There are two main types of scallops available to consumers- sea scallops and bay scallops. Despite their names, the main difference is in size and flavor. Sea Scallops are larger and sweeter, while Bay Scallops are smaller and more intense in flavor. When shopping for scallops, there are a few things to consider. First, make sure to ask whether the scallops are dry-packed or wet-packed. Dry-packed means they are natural and wet-packed means they have been treated with sodium tripolyphosphate to absorb moisture prior to the freezing process, thereby getting a better price per unit of weight. Secondly, make sure the scallops are shiny and moist and don’t smell fishy. And finally try to purchase fresh scallops during their in-season, which is from November to March. But frozen scallops are a great option during the other seven months.
This recipe is incredibly easy and really takes advantage of your oven. Before you start cooking, be sure to preheat your oven to 400 degrees.
- 1 Large Butternut Squash, cut in half length-wise
- 3-4 tablespoons of Ricotta Cheese
- 20ish Brussel Sprouts, cut into halves or quarters, depending on your preference
- 2-3 cloves of garlic
- 3 Sea Scallops per person, rinsed and dried
- Salt and Pepper
- Red pepper flakes
For the Squash Puree
- Place your split Butternut Squash in your preheated oven on an oven-safe tray. Let roast 30 minutes, or until you can pinch the sides and it gives.
- Take the squash out and let sit for 10 minutes so you don’t burn your hands.
- Remove the seeds with a spoon and throw away
- spoon out the squash into a bowl, discarding the skin
- Add a tablespoon of olive oil and the ricotta, salt, pepper, and red pepper flakes to taste.
- Mash everything together with a fork and set aside for later.
For the Brussel Sprouts
- Place an oven-proof pan on your stove. Place on high heat
- Add several tablespoons of olive oil and 2-3 cloves of whole garlic. Let the garlic cook for a minute. You’re really just looking to flavor the oil with the garlic.
- Throw in your precut brussel sprouts and a few pinches of salt, pepper, and red pepper flakes. Saute for 3-4 minutes.
- Throw the entire pan into the oven and let bake for 20 minutes, reaching in every 10 minutes to stir them around to prevent burning. You’re looking for color on the sprouts and for them to be fork tender. Continue to cook until they’re tender with light brown cooking marks.
For the Scallops
Scallops cook quickly. So this should be the final piece of the puzzle.
- Dust your scallops on both sides with salt and pepper. Some people like to dust the scallops with flour beforehand, but it’s up to you. I don’t.
- Place a pan on high heat. Get the pan very hot, then add a few tablespoons of oil.

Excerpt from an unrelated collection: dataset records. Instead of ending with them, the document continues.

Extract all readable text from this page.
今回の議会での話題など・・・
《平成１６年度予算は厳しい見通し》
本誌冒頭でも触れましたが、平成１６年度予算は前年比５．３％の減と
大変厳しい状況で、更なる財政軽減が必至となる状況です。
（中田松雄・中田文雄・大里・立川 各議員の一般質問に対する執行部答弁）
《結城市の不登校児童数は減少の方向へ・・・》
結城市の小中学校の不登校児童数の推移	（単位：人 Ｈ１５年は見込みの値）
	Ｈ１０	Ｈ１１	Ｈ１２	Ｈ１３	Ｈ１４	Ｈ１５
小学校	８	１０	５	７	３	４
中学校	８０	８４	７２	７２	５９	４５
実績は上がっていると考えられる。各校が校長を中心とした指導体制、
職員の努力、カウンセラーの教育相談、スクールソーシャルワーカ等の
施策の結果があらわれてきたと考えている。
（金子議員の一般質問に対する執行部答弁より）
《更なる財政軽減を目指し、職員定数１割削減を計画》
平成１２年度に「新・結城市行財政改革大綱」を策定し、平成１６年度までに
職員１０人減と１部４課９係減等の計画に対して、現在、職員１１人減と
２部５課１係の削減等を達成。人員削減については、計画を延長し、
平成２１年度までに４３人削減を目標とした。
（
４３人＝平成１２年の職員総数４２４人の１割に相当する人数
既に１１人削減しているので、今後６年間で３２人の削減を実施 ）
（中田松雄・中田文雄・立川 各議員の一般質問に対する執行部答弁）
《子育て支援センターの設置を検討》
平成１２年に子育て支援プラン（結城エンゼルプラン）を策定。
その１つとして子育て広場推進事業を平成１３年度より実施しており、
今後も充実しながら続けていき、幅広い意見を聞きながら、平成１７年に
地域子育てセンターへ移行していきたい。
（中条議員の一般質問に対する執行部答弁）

- Place your seasoned scallops on the pan, being sure not to overcrowd the pan. If you overcrowd it, you’ll reduce the temperature of the pan/oil and you’ll basically boil your scallops instead of searing them.
- Do not move the scallops for 3-4 minutes. After 3-4 minutes, flip each scallop and repeat the process.
- Remove the scallops and place each on a spoonful of the butternut squash puree. Surrounding each tower with your sprouts.